A guest post by Nate Fisher
When I sit down as editor, a piece presented to me is, in itself, representative of the writer saying, "My work belongs here, and in this way." This state of lower immediacy that artist-laborers often finds themselves in is something like a tangle of spontaneous impulses and feelings that demand immediate gratification. While neither a good nor bad thing, this immediacy tends to be very short-lived. A reader who works to discover a longer lifeline (though one may not, in the end exist) is working to mediate. For example, in mediation of a piece, an editor might pose this question: if the author were to hold an eventual wake, funeral service, and burial of the work in question, could he or she deliver the eulogy, saying, in all honesty, "This poem/story was an individual"? Or would he or she have to admit, however painfully, "This poem/story was a particular"? Though I admit that this is a very general way to think of craft and that there must be, of course, a much more in-depth evaluation and reading of any work involved, I believe the approach re-purposes the potential negative energy of the rejection. Instead, it honors an inclusive artistic community that reinforces tradition rather than the politicized flocks of exclusivity that, raven-like, tear the life out of some journals.

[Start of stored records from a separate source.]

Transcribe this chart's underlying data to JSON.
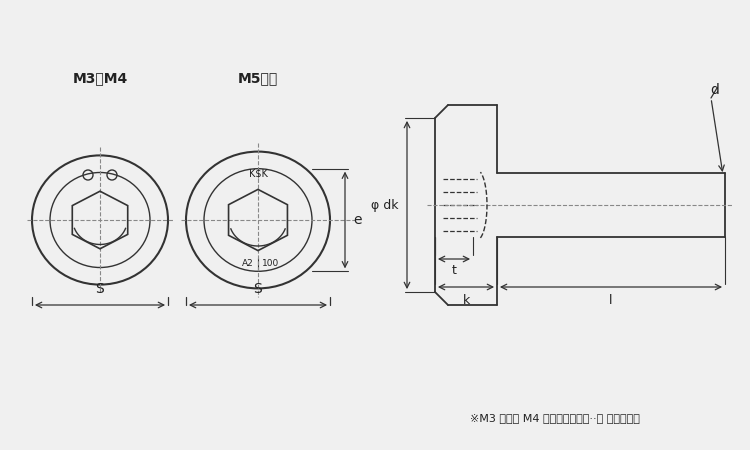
{
  "bg_color": "#f0f0f0",
  "line_color": "#333333",
  "text_color": "#222222",
  "label_m3m4": "M3、M4",
  "label_m5": "M5以上",
  "label_ksk": "K$K",
  "label_dk": "φ dk",
  "label_d": "d",
  "label_e": "e",
  "label_s": "S",
  "label_t": "t",
  "label_k": "k",
  "label_l": "l",
  "note": "※M3 および M4 は識別刷印が「··」 になります"
}
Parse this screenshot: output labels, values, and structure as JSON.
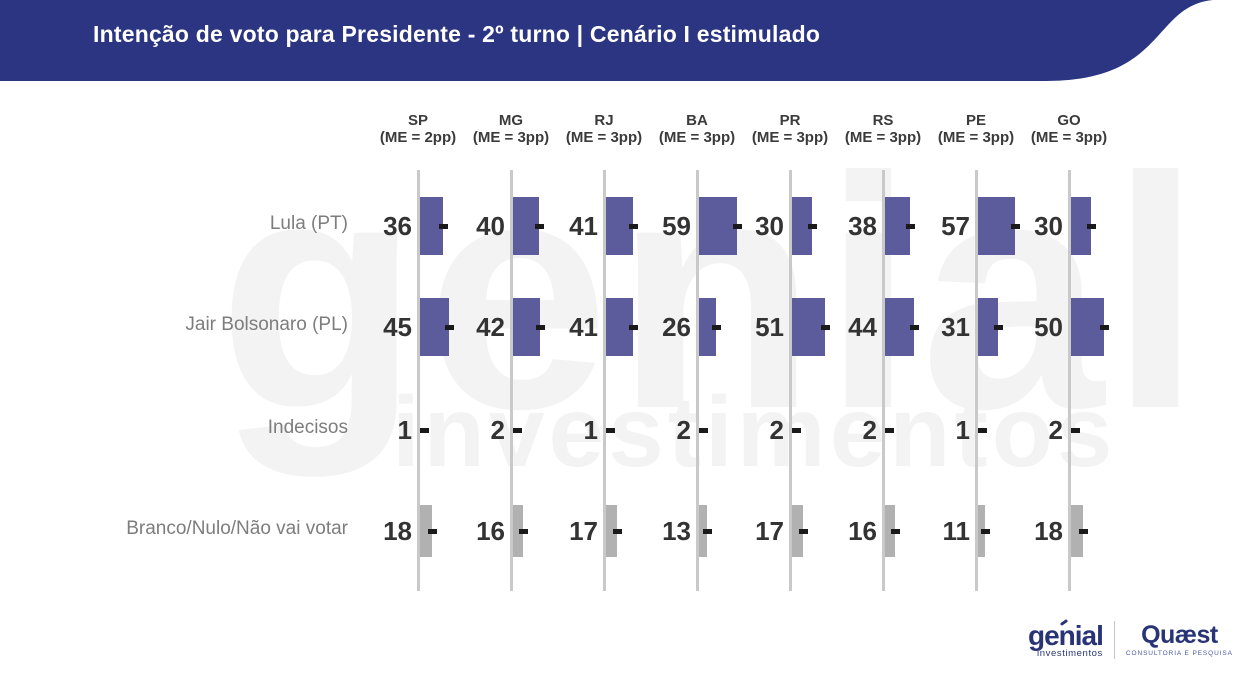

Though calling rejection by a different name doesn't eliminate all of the issues that a mediation might bring with it, I do think it presents the concept of "we can't accept your work" in a more productive and generative light. A well-managed, content-fantastic, and historically relevant literary journal gathers together a congregation of individual pieces of literature, high-quality work that can communicate across a shared tradition of readership. An editorial board that is searching relentlessly for content that provides this sense of higher immediacy won't settle for work that doesn't quite make a complete, unconditional commitment to craftsmanship. But what's the harm in thinking of the editor as a builder of bridges, one who establishes empathetic dialogue across the tradition, even if it ends in a “no way” type of rejection? What's the harm of trying to circumvent the writer's sense that he or she is submitting work to a crossing guard or a doorman? I mean, in mediation, at least the doormen take off their coats.
Nate Fisher is an MFA candidate in poetry at the University of Idaho. A teacher and a journalist, he has worked on the editorial boards of several literary journals, including Sou'wester and the Beloit Poetry Journal.